また、聖所は安全な場所である。王の好意にあずかる時、あなたは王の護衛に守ってもらえる。王と親しい間柄になる時、あなたは王と同じように安全である。王の好意とその微笑みがある限り、王を守るすべての人やすべての銃があなたを守ってくれる。あなたは完全に安全である。

 「聖潔は危険である」「全く聖められることは、とても危なっかしいことだ」とわれわれに言う人々もいる。背高帽をかぶり、白いネクタイを締め、コートにはボタンがたくさんついている説教者たちで、「そんなに高く上ったら落ちてしまうかもしれませんよ。そうしたら、落ちて酷いことになるでしょう」とわれわれに言う人々もいる。しかし、この事柄の根本原理を彼らは理解しそこなっている。聖潔は高く上ることでは全くないことを、彼らは理解していない。聖潔は下に降りることである。下に降りて下にとどまる時、どうして落ちることがありえよう?できるのはせいぜい転がることくらいである。

 実は、人々が聖められる時、彼らはかつて経験したことのない保障、安全、神の保護を経験するのである。この地上を歩む最も安全な男女は、罪から自由な人々、自分の魂の地下室から弾薬の最後の一粉まで取り除いた人々である。地下室に弾薬を保管するのは危険であることを、誰もが知っている。火薬は丸一年そこにあっても無害かもしれないが、いつの日か爆発してあなたの家は粉々になるかもしれない。あなたがなすべき最善の事は、あなたの地下室から弾薬を撤去することである。安全を確保したいなら、そのようなものをすべて取り除かなければならない。全く聖められる時、多くの問題を引き起こす爆発物から解放される。人は全幅の信頼に足る者ではない――その魂が清められ、悪魔のすべてのダイナマイトから解放されて、聖霊に満たされない限り、私は決して人に全幅の信頼を寄せはしない。

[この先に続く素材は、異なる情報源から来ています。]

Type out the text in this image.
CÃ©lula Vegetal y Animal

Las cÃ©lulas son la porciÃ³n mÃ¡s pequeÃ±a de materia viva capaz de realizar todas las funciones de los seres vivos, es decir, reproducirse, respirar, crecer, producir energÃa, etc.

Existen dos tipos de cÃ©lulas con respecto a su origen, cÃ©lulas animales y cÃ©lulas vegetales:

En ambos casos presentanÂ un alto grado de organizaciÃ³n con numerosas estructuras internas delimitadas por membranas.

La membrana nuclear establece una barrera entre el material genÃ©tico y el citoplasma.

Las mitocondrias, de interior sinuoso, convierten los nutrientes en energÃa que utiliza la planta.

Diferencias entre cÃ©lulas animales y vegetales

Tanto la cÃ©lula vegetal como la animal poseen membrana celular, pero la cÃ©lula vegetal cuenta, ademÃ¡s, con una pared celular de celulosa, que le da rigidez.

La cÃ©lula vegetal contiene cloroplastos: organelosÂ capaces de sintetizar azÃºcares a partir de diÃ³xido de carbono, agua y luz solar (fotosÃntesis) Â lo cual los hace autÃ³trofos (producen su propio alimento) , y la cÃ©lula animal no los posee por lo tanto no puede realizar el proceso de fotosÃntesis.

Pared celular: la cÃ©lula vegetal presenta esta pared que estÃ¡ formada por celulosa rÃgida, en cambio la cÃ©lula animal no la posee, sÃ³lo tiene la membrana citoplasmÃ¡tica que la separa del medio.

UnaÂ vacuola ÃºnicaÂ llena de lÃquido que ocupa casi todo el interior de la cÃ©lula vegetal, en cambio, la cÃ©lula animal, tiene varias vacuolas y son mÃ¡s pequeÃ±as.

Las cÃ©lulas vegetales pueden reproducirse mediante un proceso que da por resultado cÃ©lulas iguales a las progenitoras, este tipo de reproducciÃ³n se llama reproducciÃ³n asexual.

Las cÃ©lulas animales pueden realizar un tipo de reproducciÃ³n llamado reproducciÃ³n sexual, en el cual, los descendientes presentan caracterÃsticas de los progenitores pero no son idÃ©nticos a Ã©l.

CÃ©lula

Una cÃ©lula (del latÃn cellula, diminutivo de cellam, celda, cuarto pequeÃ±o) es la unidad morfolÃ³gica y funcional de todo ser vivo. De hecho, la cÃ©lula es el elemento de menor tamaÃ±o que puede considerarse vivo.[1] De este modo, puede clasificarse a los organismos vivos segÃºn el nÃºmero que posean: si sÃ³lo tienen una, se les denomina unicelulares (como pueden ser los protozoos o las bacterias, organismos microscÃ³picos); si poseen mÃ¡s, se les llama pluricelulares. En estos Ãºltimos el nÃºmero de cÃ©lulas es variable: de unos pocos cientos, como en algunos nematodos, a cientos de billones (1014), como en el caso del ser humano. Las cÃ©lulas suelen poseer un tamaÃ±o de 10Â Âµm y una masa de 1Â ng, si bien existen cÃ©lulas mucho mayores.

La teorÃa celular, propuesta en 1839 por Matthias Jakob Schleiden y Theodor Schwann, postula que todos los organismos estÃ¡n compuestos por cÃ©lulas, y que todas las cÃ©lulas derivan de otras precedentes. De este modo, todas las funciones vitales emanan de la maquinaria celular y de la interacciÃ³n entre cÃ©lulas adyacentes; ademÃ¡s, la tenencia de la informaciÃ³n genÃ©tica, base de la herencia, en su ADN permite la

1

 あなたが税金を払う時、「少し高いな」と感じることが時々あるかもしれない。政府の案件を賄うためにこんなに多くの金を支払う必要性が、あなたには分からないかもしれない。しかし、外国を旅行するなら、この政府の力にあなたは感謝するだろう。異国の地にいたとしても、あなたはこの国の保護を受けることができる。星条旗が翻っている所ではどこでも、行儀良く振る舞っている限り、あなたは完全に安全である。それはまさに、あなたがこの国の市民だからである。あなたが天の市民権を得る時、海や陸のすべての人、キリストの指揮下にあるすべての軍艦、天の大砲が、あなたの背後に控えている。たとえ地獄が総力を挙げてあなたに向かって来たとしても、神は――必要なら――天を空っぽにしてあなたを顧みて下さる。あなたは天の王の臣下だからである!

 これは安全な場所である。安全を望むなら、王と友になれ。数年前、アメリカ生まれのあるイギリス人の水兵がスペイン当局によって突然裁かれ、死罪になった。アメリカ領事は「性急な裁判では不十分である」と述べて、イギリス領事と協議し、その人に新たな聴取をするべきであると合意した。スペイン当局は新たに裁判を行うことを拒否して、その人は銃殺のために引き出された。十二人が一列に並んでまさに銃を撃とうとした時、アメリカ領事が歩み寄ってその人の上に「星条旗」を放り投げた。また、イギリス領事も進み出てその人を「英国国旗」で包んで、「撃てるものなら撃ってみろ」と言った。人々は銃を下ろし、その人は新たな裁判を受けることになった。綿の布切れにすぎなかったのだが、その背後には地上最強の二つの国家が控えていたのである。

 血が染みついたキリストの旗で包まれる時、あなたは安全である。なぜなら、悪魔はそれを撃てないからである。悪魔は十字架で、広く開かれた墓で戦った。悪魔はその園で、十字架と広く開かれた墓で、征服された敵になった。あなたがなすべきことは、ただ復活の朝を悪魔に示すことだけである。そうするなら、悪魔は永遠の恥を受けてその頭を隠す。血が染みついたイエスの旗の下にいるなら、天の全衆群が必ずわれわれを顧みてくれる。天の全大砲がわれわれを助けてくれる。神が安全である限り、われわれは完全に安全である。これが異端のように聞こえる人々もいるかもしれないが、そうではない。これは神の恵みの力である。われわれのために開かれた岩の裂け目の中に、われわれは安全に座している。この裂け目の中にとどまる限り、いかなる悪魔もわれわれを傷つけられない。なぜなら、われわれは王の支援と直接的保護を受けているからである。